MPs defeat May government over no-deal Brexit

  • MPs defeat May government over no-deal Brexit

MPs defeat May government over no-deal Brexit

The blow to the Prime Minister came less than a day after Conservative rebels defied the orders of their party to push through an amendment created to frustrate a no-deal Brexit.

According to a report from the BBC, "MPs have backed measures created to thwart preparations for a no-deal Brexit, by defeating the government in the House of Commons".

The European Court of Justice ruled on Monday (10 December) that the United Kingdom can unilaterally halt the Brexit process as Theresa May moved towards delaying a crunch vote on her EU Withdrawal Agreement in the United Kingdom parliament.

With the likelihood of a disruptive "no-deal" Brexit rising, the European Union is looking at how Brexit might be postponed, and pro-EU campaigners are testing ways Britain could hold another referendum after voters narrowly backed leaving in 2016.

Crucially, MPs will be able to make and vote on amendments to this Brexit Plan B, opening the door for a second referendum to be put to the Commons.

The government has now offered guarantees to local lawmakers in the province over the operation of the backstop, and on the free flow of trade between Northern Ireland and mainland Britain.

DUP deputy leader Nigel Dodds said Sunday: "The backstop remains the poison which makes any vote for the withdrawal agreement so toxic".

May is also still seeking assurances on the operation of the backstop from European leaders, which she hopes to deliver before the vote next week.

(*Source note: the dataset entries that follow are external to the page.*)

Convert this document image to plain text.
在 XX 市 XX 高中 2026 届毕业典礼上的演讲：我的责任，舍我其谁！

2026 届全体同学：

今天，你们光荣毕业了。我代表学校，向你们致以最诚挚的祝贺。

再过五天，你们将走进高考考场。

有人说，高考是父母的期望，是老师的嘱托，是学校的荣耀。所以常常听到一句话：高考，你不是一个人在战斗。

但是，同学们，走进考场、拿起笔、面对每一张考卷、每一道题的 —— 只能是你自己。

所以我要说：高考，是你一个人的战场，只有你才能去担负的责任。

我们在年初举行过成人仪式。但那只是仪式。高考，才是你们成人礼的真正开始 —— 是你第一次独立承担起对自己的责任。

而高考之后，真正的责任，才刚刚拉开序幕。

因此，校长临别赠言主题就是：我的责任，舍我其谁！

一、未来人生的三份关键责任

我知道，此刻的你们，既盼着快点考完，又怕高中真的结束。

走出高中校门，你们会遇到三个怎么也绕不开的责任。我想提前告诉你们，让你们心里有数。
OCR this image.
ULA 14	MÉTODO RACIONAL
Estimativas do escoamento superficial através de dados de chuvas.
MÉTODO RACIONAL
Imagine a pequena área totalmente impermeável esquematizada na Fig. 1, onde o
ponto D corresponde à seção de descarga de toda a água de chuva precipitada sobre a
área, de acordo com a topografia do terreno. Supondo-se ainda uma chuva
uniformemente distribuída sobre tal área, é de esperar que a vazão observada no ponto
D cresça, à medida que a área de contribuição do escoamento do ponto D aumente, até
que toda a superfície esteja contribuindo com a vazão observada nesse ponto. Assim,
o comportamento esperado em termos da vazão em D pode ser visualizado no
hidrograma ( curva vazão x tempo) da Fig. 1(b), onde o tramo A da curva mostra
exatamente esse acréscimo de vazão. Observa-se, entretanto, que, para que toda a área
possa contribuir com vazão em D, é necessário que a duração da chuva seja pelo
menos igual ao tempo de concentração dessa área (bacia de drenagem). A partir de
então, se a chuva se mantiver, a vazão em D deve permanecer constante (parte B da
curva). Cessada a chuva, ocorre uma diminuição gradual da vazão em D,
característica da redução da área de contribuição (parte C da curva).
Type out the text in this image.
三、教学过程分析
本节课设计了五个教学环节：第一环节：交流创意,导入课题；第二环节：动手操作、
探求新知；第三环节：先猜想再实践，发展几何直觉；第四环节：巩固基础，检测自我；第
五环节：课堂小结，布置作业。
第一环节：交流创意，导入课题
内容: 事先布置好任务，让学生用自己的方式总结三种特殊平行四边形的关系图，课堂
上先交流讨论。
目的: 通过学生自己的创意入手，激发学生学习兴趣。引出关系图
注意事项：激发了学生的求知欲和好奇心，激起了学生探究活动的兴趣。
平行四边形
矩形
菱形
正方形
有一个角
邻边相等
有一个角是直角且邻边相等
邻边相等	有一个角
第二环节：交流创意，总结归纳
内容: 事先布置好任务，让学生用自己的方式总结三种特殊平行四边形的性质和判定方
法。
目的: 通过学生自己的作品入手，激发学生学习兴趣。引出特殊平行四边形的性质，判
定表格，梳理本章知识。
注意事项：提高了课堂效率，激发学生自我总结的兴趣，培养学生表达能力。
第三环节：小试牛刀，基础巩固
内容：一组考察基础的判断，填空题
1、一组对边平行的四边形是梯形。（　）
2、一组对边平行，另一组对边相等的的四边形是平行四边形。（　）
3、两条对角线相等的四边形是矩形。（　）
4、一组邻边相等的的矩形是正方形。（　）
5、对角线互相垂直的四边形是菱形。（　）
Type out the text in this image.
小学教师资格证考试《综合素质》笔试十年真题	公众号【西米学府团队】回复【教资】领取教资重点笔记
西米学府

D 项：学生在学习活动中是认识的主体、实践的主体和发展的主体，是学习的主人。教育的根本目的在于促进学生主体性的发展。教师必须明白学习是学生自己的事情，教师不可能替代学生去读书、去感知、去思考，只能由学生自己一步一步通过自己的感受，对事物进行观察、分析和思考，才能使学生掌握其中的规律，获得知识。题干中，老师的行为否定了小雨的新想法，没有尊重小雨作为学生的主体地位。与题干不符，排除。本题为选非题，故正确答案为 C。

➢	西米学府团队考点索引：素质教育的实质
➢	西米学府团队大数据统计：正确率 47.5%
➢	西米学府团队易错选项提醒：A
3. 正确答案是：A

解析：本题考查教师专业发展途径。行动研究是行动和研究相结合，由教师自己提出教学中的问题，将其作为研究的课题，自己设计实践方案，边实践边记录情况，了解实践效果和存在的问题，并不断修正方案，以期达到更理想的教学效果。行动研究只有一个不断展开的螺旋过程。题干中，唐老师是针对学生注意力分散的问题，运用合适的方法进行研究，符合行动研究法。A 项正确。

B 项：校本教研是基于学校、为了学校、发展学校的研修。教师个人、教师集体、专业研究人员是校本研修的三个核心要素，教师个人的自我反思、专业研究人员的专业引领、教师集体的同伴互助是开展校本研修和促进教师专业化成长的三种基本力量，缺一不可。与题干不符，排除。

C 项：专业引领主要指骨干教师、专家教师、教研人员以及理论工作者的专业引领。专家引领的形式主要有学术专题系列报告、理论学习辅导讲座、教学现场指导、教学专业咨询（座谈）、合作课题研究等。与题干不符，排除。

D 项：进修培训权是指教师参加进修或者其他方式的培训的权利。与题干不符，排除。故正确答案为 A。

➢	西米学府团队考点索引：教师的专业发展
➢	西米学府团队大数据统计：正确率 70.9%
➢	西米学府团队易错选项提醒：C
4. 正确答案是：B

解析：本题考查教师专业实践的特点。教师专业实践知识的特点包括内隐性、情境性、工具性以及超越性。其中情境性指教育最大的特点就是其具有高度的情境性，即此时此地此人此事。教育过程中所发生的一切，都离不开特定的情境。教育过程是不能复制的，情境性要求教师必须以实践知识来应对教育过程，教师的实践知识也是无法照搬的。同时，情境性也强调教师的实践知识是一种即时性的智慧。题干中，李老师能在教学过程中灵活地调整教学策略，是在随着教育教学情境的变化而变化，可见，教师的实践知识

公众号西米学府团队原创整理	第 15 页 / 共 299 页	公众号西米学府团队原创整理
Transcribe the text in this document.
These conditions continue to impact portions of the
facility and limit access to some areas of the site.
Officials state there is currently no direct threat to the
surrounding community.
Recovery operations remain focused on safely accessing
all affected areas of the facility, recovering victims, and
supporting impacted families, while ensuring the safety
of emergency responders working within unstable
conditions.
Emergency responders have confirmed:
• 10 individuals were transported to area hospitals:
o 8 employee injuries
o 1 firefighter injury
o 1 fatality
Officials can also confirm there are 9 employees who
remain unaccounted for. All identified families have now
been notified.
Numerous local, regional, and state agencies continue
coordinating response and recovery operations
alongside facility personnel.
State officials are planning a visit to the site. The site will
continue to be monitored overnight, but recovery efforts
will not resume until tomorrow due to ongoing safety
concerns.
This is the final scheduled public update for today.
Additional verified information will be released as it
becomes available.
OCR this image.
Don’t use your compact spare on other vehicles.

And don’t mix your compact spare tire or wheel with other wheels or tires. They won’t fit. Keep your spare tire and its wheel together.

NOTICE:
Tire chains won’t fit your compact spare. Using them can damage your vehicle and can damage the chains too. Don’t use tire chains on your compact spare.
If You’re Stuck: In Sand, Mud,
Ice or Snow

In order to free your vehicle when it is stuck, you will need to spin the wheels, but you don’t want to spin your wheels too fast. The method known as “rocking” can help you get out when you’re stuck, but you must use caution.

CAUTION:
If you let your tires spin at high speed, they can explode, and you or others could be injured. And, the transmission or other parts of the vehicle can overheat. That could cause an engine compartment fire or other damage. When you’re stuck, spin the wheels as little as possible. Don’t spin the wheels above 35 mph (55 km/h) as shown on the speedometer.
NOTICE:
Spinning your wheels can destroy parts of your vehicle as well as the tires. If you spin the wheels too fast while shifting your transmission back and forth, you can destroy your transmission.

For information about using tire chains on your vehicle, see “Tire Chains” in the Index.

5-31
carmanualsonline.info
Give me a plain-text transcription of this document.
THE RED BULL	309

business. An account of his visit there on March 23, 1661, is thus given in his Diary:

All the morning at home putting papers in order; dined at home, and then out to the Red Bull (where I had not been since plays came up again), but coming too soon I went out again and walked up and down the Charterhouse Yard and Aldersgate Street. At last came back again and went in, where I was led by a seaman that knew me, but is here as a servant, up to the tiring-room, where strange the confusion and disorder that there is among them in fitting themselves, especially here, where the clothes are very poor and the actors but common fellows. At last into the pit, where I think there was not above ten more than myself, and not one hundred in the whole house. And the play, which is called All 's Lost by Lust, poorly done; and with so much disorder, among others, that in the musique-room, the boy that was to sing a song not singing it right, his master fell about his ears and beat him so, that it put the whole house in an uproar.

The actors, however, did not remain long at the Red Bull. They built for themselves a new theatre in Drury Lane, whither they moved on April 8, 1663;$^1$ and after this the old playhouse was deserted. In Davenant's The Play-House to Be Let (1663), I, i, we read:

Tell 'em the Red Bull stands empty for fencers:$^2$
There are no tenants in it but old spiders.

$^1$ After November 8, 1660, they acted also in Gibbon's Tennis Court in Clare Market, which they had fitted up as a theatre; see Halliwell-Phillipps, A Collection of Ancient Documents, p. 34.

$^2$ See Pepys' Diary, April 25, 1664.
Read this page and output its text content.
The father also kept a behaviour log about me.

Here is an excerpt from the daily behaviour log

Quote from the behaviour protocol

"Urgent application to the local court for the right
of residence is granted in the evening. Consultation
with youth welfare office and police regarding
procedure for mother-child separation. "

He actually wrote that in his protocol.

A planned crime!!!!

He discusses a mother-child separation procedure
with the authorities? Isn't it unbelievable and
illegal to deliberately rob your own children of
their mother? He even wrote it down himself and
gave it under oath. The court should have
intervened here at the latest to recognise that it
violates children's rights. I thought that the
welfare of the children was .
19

May called off the December vote at the last minute when it became clear that a majority of lawmakers - from the governing Conservatives as well as opposition parties - opposed the deal, a compromise that has left both pro-European and pro-Brexit politicians unhappy.

She has promised to secure further assurances from the EU on the most controversial elements of the Brexit deal relating to Northern Ireland, and has held talks with European leaders in recent days.

Late on Tuesday, 303 MPs - among them more than a dozen former Conservative ministers - voted to restrict the government's taxation powers in a "no deal" scenario, against 296 who backed May.

May told lawmakers that Parliament had a choice: back her deal or risk Britain leaving the bloc without a deal, a scenario many businesses say would disrupt supply chains and hinder investment in the world's fifth largest economy. It passed by 308 votes to 297.

Duff, who is now President of the Spinelli Group and Visiting Fellow of the European Policy Centre, a Brussels-based think tank, said that amending the political declaration may not be the only way to convince MPs to ratify the Withdrawal Agreement and avoid a no-deal Brexit.

The opposition Labour Party said it will call for a vote of no confidence in the government if May loses on January 15.

Today's vote followed a furious exchange in Parliament sparked by speaker John Bercow's decision to allow MPs to vote on Mr Grieve's amendment.

A Government source speaking to The Times said Bercow allowed the amendment despite Commons clerks, whose job it is to advise the Speaker on Parliamentary procedure, telling him that amendments should not have been allowed.

While the current numbers suggest Mrs May will still lose the vote, her government has said it will not be postponed a second time and will go ahead next Tuesday evening.

Conservative lawmaker and former minister Ken Clarke meanwhile repeated his call for Brexit to be delayed while parliament decides what to do next.

In a move that has massive trade, business and political implications, Britain will leave the European Union on March 29 when the two-year period that governs the process by which a country can leave the bloc times out, the so-called Article 50 of the EU's governing treaty.